State Sen. Greg Kirk, R-Americus, shows signatures of fellow lawmakers on a bill he plans to introduce that provides religious exemptions in the wake of last year's U.S. Supreme Court decision legalizing gay marriage Thursday, Jan. 21, 2016, in Atlanta. Kirk says religious adoption agencies, schools and other nonprofits should be able to refuse service to same-sex couples. But Kirk says government employees still would have to carry out duties of their job, including clerks issuing marriage licenses.
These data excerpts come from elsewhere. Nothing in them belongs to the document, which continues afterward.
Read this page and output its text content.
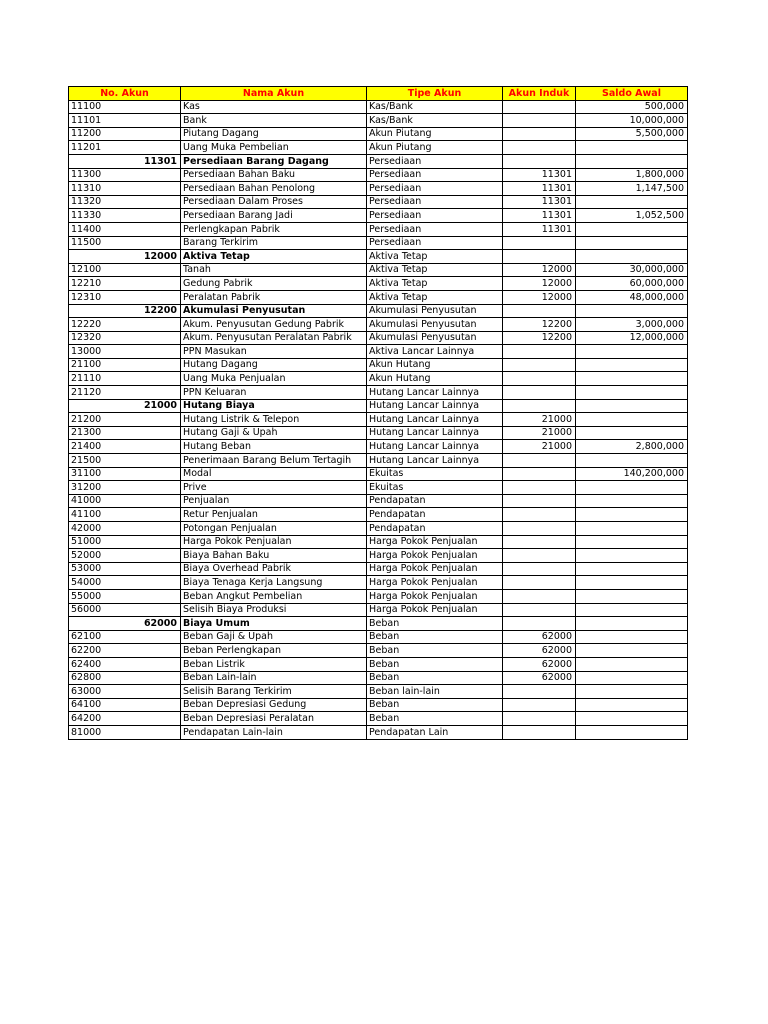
No. Akun	Nama Akun	Tipe Akun	Akun Induk	Saldo Awal
11100	Kas	Kas/Bank		500,000
11101	Bank	Kas/Bank		10,000,000
11200	Piutang Dagang	Akun Piutang		5,500,000
11201	Uang Muka Pembelian	Akun Piutang		
11301	Persediaan Barang Dagang	Persediaan		
11300	Persediaan Bahan Baku	Persediaan	11301	1,800,000
11310	Persediaan Bahan Penolong	Persediaan	11301	1,147,500
11320	Persediaan Dalam Proses	Persediaan	11301	
11330	Persediaan Barang Jadi	Persediaan	11301	1,052,500
11400	Perlengkapan Pabrik	Persediaan	11301	
11500	Barang Terkirim	Persediaan		
12000	Aktiva Tetap	Aktiva Tetap		
12100	Tanah	Aktiva Tetap	12000	30,000,000
12210	Gedung Pabrik	Aktiva Tetap	12000	60,000,000
12310	Peralatan Pabrik	Aktiva Tetap	12000	48,000,000
12200	Akumulasi Penyusutan	Akumulasi Penyusutan		
12220	Akum. Penyusutan Gedung Pabrik	Akumulasi Penyusutan	12200	3,000,000
12320	Akum. Penyusutan Peralatan Pabrik	Akumulasi Penyusutan	12200	12,000,000
13000	PPN Masukan	Aktiva Lancar Lainnya		
21100	Hutang Dagang	Akun Hutang		
21110	Uang Muka Penjualan	Akun Hutang		
21120	PPN Keluaran	Hutang Lancar Lainnya		
21000	Hutang Biaya	Hutang Lancar Lainnya		
21200	Hutang Listrik & Telepon	Hutang Lancar Lainnya	21000	
21300	Hutang Gaji & Upah	Hutang Lancar Lainnya	21000	
21400	Hutang Beban	Hutang Lancar Lainnya	21000	2,800,000
21500	Penerimaan Barang Belum Tertagih	Hutang Lancar Lainnya		
31100	Modal	Ekuitas		140,200,000
31200	Prive	Ekuitas		
41000	Penjualan	Pendapatan		
41100	Retur Penjualan	Pendapatan		
42000	Potongan Penjualan	Pendapatan		
51000	Harga Pokok Penjualan	Harga Pokok Penjualan		
52000	Biaya Bahan Baku	Harga Pokok Penjualan		
53000	Biaya Overhead Pabrik	Harga Pokok Penjualan		
54000	Biaya Tenaga Kerja Langsung	Harga Pokok Penjualan		
55000	Beban Angkut Pembelian	Harga Pokok Penjualan		
56000	Selisih Biaya Produksi	Harga Pokok Penjualan		
62000	Biaya Umum	Beban		
62100	Beban Gaji & Upah	Beban	62000	
62200	Beban Perlengkapan	Beban	62000	
62400	Beban Listrik	Beban	62000	
62800	Beban Lain-lain	Beban	62000	
63000	Selisih Barang Terkirim	Beban lain-lain		
64100	Beban Depresiasi Gedung	Beban		
64200	Beban Depresiasi Peralatan	Beban		
81000	Pendapatan Lain-lain	Pendapatan Lain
State Sen. Greg Kirk, R-Americus, shows signatures of fellow lawmakers on a bill he plans to introduce that provides religious exemptions in the wake of last year's U.S. Supreme Court decision legalizing gay marriage Thursday, Jan. 21, 2016, in Atlanta. Kirk says religious adoption agencies, schools and other nonprofits should be able to refuse service to same-sex couples. But Kirk says government employees still would have to carry out duties of their job, including clerks issuing marriage licenses. AP Photo/David Goldman

ATLANTA — Lawmakers around the country are proposing laws that would give businesses and some public employees the right to refuse service for gay couples based on their religious beliefs.

The measures follow this summer’s U.S. Supreme Court ruling that effectively legalized gay marriage. The bills are largely proposed by Republicans but aren’t universally supported in the party or by top employers worried they could harm tourism.

The ACLU found lawmakers in at least 22 states will consider some form of exemption for people who object to the marriages. Some would symbolically declare religious leaders do not have to perform ceremonies. Others would allow clerks to remove their names from marriage licenses or protect bakers and florists refusing to provide services for gay marriages.

Odds of the bills passing vary dramatically by state.